From the green energy boondoggles in the so-called “Inflation Reduction Act” in the United States, to the ongoing wind-power disaster in Germany, and threats of energy cuts in the winter in the UK, the climate policy “solutions” are a real and growing problem for the people of the world. Why are we making life poorer and more miserable for most of the people on the planet when there is no climate crisis?

Attend this conference to learn the truth, and inspire your own passion to spread that truth around the globe.

Again, those with climate anxiety or a general sense of eco-hopelessness have one-stop-shopping to learn about the optimistic side of CO2 enrichment and the benefits of global lukewarming (particularly in months like February). To learn about energy density and the benefits of stock energies over dilute, intermittent alternatives. To grasp the wind-turbine-sized hypocrisy of an intellectual/political elite basking in the benefits of modern living and jetting around, while telling others to stay poor or do with less.

Do you have a loved one or just friend who needs to escape a mental rut about climate alarm and forced energy transformation? Someone with intellect and passion to examine the other side of a supposedly ‘closed’ debate? Someone who might even reverse course to challenge climate exaggeration, energy statism, and global government? This conference is for them.

The moral high ground and intellectual case for freedom await. See you there!

——————-

P.S. Dear Harvard Medical School: don’t double down on climate alarm, attend the Heartland conference. Good Grief Network: have a better message to share with those in need. No, Smithsonian Magazine, “crushing anxiety about the climate crisis” is not normal. Ecotherapist Phoenix Smith: bring your patients to the event to replace denial, fear, anger, and sadness with realism and hope–and a new mission to rescue those programmed in climate cultism.

This list can go on and on, so spread the invitation throughout the climate-anxiety community.

3 Comments


  1. Sherri Lange  

    Thanks, Robert Bradley.

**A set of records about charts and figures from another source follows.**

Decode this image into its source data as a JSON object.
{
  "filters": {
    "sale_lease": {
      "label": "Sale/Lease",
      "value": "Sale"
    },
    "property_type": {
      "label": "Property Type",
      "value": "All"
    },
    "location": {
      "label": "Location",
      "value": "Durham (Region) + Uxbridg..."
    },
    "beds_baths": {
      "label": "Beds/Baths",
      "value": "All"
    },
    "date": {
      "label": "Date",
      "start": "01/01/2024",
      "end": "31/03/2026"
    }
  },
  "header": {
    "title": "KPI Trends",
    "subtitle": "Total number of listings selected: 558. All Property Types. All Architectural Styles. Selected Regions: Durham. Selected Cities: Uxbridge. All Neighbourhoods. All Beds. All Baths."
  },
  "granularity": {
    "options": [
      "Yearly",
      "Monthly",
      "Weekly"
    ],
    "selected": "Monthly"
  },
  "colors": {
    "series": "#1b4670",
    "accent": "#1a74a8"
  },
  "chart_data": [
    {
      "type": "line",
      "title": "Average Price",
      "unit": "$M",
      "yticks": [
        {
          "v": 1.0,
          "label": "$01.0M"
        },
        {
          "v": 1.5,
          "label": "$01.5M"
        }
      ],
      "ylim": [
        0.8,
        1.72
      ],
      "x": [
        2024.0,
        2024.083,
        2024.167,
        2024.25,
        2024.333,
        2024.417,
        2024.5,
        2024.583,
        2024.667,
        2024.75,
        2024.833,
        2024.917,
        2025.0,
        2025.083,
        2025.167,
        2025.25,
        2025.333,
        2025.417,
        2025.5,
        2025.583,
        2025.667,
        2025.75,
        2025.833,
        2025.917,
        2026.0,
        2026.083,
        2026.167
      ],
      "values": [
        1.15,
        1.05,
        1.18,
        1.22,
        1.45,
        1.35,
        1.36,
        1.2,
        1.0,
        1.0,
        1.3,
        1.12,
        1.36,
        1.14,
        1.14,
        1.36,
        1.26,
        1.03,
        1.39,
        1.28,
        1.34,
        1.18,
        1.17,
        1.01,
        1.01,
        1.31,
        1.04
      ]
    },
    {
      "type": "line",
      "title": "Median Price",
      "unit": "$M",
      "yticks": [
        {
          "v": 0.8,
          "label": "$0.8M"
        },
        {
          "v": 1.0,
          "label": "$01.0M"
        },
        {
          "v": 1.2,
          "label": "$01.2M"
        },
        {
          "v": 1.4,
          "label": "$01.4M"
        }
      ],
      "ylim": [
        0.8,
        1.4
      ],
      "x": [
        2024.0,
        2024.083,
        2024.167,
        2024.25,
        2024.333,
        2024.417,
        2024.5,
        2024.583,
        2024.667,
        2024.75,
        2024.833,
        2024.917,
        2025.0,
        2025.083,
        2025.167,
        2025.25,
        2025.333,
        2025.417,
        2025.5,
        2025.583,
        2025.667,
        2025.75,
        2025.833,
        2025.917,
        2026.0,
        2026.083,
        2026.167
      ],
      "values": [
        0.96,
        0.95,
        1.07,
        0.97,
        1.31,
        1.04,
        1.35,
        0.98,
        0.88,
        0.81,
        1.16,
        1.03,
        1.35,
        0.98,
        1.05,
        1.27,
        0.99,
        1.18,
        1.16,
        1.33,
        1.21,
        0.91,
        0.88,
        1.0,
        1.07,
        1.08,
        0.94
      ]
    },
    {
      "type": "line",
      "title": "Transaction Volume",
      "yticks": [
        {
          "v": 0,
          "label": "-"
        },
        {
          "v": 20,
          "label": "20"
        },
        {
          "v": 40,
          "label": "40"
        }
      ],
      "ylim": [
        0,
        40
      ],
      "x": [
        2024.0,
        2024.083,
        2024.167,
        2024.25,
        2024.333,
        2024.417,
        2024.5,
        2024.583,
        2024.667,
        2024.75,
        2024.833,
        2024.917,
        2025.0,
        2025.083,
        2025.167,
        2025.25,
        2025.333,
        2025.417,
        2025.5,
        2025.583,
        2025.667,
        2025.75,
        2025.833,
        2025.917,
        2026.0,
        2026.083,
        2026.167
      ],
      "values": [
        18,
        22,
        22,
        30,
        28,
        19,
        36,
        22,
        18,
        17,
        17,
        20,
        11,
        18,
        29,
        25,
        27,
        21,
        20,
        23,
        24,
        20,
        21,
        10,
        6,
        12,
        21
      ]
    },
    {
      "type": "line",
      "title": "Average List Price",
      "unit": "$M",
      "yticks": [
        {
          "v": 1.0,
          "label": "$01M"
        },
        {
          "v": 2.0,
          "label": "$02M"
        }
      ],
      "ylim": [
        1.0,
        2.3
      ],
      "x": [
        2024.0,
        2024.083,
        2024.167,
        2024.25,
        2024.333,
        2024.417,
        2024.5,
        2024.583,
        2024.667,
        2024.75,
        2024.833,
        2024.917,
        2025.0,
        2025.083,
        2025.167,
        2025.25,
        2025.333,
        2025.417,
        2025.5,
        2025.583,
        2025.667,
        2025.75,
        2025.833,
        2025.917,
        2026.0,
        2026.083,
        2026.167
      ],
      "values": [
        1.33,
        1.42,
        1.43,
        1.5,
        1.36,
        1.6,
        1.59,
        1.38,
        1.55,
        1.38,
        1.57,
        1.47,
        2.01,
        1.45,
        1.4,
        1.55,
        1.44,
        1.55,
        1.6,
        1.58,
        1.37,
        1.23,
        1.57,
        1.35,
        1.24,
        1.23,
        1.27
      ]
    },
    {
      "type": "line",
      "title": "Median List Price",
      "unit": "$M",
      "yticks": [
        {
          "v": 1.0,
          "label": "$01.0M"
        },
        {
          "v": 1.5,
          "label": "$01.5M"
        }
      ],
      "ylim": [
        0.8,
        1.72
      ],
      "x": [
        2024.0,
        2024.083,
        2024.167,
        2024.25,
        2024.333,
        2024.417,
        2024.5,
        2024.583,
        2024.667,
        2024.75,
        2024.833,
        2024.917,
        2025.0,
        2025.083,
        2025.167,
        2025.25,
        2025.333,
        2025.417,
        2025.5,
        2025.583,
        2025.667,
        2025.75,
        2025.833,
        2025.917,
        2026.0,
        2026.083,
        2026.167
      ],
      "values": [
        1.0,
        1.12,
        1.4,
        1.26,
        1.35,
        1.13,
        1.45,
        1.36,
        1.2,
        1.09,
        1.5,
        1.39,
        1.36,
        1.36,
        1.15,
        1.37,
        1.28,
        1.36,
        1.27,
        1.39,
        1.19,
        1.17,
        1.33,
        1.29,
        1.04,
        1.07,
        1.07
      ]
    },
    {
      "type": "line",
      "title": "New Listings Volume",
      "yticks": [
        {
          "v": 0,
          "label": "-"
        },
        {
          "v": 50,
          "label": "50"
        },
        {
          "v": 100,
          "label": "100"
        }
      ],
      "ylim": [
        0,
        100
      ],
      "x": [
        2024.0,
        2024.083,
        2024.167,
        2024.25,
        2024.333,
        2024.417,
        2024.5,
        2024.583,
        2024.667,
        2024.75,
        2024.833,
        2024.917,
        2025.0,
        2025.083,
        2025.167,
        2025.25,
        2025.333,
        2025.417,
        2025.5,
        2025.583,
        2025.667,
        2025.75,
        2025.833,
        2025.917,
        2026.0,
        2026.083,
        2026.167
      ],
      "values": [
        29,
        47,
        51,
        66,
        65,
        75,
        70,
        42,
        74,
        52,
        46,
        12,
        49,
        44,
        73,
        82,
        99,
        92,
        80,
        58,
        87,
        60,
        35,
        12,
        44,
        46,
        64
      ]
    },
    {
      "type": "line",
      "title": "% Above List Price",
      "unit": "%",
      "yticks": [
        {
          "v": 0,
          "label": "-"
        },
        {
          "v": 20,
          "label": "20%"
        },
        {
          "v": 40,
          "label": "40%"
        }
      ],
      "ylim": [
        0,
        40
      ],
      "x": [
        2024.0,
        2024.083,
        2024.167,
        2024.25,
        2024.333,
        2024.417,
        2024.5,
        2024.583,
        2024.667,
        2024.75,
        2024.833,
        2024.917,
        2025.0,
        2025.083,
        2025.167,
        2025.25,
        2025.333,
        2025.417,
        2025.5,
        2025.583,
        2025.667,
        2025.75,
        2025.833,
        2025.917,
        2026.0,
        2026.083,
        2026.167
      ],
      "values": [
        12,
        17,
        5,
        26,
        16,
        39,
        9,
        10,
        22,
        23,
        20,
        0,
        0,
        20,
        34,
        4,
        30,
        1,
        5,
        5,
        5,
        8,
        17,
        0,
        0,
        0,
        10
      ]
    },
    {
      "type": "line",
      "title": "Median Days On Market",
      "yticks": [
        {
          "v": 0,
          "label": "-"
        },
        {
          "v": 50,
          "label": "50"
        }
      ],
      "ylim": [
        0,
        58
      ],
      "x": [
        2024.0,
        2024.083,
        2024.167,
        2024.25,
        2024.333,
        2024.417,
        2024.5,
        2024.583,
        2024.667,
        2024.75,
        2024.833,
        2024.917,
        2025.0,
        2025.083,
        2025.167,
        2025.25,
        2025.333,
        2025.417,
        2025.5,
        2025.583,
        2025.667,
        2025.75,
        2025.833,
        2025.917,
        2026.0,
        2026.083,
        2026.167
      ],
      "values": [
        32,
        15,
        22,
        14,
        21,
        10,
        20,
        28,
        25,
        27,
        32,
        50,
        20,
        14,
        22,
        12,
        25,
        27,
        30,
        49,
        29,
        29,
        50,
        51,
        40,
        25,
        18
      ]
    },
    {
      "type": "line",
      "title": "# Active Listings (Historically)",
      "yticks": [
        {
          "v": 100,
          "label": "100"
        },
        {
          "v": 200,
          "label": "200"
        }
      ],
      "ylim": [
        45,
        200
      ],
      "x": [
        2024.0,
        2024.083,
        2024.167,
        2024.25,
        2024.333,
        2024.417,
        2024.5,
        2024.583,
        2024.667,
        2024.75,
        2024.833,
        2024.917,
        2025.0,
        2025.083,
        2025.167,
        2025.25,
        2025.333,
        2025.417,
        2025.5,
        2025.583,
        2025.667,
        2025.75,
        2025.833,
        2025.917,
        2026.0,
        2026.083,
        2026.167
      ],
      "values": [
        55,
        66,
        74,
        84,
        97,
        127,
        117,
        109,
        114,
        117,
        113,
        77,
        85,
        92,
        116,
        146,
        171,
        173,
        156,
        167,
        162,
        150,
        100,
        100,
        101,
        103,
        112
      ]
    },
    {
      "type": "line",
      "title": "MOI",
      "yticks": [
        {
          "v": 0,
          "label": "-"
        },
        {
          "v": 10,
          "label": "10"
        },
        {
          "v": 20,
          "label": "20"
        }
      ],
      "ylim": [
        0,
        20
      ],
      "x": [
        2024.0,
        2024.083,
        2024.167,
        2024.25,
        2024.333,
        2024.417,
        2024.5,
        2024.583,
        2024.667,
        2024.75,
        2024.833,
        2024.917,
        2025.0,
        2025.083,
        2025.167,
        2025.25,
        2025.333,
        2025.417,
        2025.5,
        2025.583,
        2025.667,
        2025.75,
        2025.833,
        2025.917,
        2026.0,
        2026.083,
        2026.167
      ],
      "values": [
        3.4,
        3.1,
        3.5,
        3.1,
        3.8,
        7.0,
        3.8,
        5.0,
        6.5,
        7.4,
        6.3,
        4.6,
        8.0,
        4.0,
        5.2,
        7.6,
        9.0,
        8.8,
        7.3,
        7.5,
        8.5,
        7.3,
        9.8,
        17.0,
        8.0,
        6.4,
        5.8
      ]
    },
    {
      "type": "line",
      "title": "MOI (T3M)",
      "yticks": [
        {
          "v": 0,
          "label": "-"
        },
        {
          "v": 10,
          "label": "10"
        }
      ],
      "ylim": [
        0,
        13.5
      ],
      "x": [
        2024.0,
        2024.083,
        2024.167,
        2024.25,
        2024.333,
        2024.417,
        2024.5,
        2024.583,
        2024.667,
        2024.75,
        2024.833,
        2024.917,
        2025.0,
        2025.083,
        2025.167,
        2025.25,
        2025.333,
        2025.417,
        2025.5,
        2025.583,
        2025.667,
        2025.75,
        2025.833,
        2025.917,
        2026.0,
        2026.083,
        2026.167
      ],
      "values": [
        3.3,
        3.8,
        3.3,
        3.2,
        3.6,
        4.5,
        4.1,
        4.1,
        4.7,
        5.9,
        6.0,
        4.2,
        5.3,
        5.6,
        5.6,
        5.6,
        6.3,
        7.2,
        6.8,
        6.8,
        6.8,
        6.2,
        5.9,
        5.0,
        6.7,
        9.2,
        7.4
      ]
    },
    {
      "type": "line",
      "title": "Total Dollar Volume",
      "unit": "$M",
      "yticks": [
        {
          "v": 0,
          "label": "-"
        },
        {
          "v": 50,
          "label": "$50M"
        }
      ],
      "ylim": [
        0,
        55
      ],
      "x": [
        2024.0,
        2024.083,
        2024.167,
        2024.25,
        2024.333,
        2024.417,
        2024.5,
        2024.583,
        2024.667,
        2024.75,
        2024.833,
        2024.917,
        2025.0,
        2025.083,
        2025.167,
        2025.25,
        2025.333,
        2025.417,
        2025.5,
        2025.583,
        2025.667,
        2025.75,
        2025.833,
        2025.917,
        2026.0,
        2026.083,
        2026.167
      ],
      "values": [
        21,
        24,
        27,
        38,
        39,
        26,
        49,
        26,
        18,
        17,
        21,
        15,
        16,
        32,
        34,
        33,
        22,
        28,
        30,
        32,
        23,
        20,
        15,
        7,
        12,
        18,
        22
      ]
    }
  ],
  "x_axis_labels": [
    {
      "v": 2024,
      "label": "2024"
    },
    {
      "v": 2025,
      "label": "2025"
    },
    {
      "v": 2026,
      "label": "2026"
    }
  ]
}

I love this tongue in cheek, ironic, pithy, invitation to the Heartland Conference.

    QUOTE To learn about energy density and the benefits of stock energies over dilute, intermittent alternatives. To grasp the wind-turbine-sized hypocrisy of an intellectual/political elite basking in the benefits of modern living and jetting around, while telling others to stay poor or do with less. UNQUOTE

    Another memorable quote by Bill McKibben:

    Quote: The roof of my house is covered in solar panels. When I’m home, I’m a pretty green fellow. Unquote

    Reply

  2. John W. Garrett  

    If there’s anybody in this world who desperately needs intervention and therapy for an acute case of “climate anxiety,” it’s Bill McKibben.

    The man is an out-and-out nutcase.

    It is nearly impossible for me to believe that an otherwise reputable college (Middlebury) would employ a crackpot like McKibben. It is even more difficult to believe that the school allows him anywhere near impressionable young people.

    McKibben has succeeded to the role of Rasputin in respect of far too many Rockefeller heirs who have succumbed to McKibben’s siren song of absolution for their pedagogically instilled guilt.

    McKibben is a charlatan and a fraud.

    Reply

  3. Joe Bast  

    Great post, Rob! Diane Bast and I plan to attend, our first ICCC since we retired in 2018. We look forward to seeing you and many other old(er) friends there.